For the past several years, my colleagues and I have supported Rohingya survivors to navigate the halls of governments and the U.N., where they’ve advocated for the Security Council to refer the situation in Myanmar to the International Criminal Court (ICC). Diplomats and officials have often cited China and the United States as two unmovable obstacles to international justice.

But our meetings with senior Trump appointees suggest otherwise.

Many in the Trump administration as well as members of Congress on both sides of the aisle are horrified by the crimes against Rohingya and want to see justice served. They know what’s at stake for Myanmar and the world if we let those who are responsible for genocide live out their lives with impunity.

Nevertheless, fierce opposition to the ICC remains in the Trump administration, championed by national security adviser John Bolton. In September, Bolton publicly denounced the ICC as “illegitimate” and threatened to impose sanctions if it attempted to prosecute U.S. nationals for any alleged crimes in Afghanistan. Bolton’s view of the court isn’t new — it goes back to the court’s founding in 2002 and hinges on an opposition to the idea that the ICC would ever have jurisdiction over U.S. nationals and officials.

Despite Bolton’s famous ire for the court, the United States could still help ensure international justice for the Rohingya. In 2005, President George W. Bush assented to the Security Council’s referral of the situation in Sudan to the ICC, despite the fact that Bolton had effectively pulled the United States out of the ICC three years earlier on Bush’s behalf.

There are other options as well. Pompeo could activate the United States’ unmatched political and economic leverage to ensure the Security Council exercises its authority under Chapter VII to establish a separate tribunal, as it has on multiple occasions, to investigate and try the crimes committed against the Rohingya. This would be consistent with recommendations by the independent U.N. Fact-Finding Mission on Myanmar as well as Rohingya advocates, and it would go a long way to addressing Pompeo’s concern that the U.N. is not serving its mission “faithfully.”

The United States and other sympathetic governments would have to incentivize China and Russia and other would-be spoilers to let justice run its course, which is not unthinkable. In the past, China and Russia stepped aside to allow referrals to the ICC and the creation of tribunals.

An ICC referral or the creation of an international tribunal to prosecute atrocity crimes in Myanmar would send helpful shock waves through the country and could deter the next round of mass killing. Sources tell us senior generals in Myanmar are worried about international justice, and as well they should be.
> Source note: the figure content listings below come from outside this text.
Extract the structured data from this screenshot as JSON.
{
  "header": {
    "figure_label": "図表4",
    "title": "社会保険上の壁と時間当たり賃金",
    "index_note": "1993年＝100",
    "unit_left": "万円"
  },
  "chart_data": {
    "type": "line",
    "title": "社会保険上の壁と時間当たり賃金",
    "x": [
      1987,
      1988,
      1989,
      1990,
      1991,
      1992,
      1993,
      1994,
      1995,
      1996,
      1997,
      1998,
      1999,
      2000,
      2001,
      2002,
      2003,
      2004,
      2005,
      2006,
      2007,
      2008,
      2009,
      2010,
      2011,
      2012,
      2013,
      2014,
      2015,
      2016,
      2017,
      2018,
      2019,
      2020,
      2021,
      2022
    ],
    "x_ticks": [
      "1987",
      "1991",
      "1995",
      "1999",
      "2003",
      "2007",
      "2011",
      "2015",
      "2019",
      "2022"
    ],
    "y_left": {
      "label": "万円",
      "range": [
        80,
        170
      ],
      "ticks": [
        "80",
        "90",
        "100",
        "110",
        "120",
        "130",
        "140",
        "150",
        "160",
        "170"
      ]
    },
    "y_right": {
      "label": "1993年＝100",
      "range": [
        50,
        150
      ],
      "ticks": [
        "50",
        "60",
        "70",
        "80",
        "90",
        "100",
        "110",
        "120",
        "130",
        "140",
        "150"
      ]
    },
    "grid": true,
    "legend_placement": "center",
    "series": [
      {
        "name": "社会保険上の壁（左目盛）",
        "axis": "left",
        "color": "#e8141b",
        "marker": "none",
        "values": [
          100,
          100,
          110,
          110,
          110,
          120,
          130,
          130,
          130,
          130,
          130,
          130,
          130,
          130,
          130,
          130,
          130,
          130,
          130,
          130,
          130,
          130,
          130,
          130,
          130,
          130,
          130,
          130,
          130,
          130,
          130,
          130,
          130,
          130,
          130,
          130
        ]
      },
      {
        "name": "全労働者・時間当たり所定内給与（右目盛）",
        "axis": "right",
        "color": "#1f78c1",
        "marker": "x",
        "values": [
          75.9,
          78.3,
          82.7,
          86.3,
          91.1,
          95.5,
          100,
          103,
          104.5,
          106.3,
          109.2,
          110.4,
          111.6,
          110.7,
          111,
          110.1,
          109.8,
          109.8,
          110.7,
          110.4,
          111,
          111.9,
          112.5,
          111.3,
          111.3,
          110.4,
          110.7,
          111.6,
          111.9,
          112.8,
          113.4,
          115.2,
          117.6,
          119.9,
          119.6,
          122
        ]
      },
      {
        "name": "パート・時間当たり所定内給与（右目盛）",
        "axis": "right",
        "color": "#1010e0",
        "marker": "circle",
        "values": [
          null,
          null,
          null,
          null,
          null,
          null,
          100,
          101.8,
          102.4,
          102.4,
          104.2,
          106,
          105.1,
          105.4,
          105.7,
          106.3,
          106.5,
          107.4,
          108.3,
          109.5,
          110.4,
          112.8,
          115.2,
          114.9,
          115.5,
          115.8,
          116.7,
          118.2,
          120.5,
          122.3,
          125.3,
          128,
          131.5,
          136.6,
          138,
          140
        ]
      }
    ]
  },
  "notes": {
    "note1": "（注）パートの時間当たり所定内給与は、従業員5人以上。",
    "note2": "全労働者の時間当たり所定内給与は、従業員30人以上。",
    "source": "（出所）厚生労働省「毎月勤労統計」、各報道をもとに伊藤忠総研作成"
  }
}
Critics will say the international justice system is slow and expensive, often taking decades and tens of millions of dollars to secure a single conviction. They’re correct. That’s precisely why the United States and others should work to improve it. Accepting impunity for genocide is not an option.

Nevertheless, legal accountability is not a silver bullet, which is why Pompeo should also urgently pursue other policy options on Myanmar. He should declare the crimes against Rohingya to be genocide and crimes against humanity, and then establish benchmarks for progress with the Myanmar authorities coupled with tactical support. Benchmarks could draw on 88 recommendations by a commission led by the late Kofi Annan and include targets for the restoration of full citizenship rights for Rohingya, freedom of movement, and free and unfettered access for aid groups, human rights monitors and the media. If Myanmar fails to show progress over a specified period of time, the U.S. government should consider additional sanctions.

It’s one thing to question the effectiveness of the U.N. It’s another to stand by and watch another genocide unfold — and do nothing.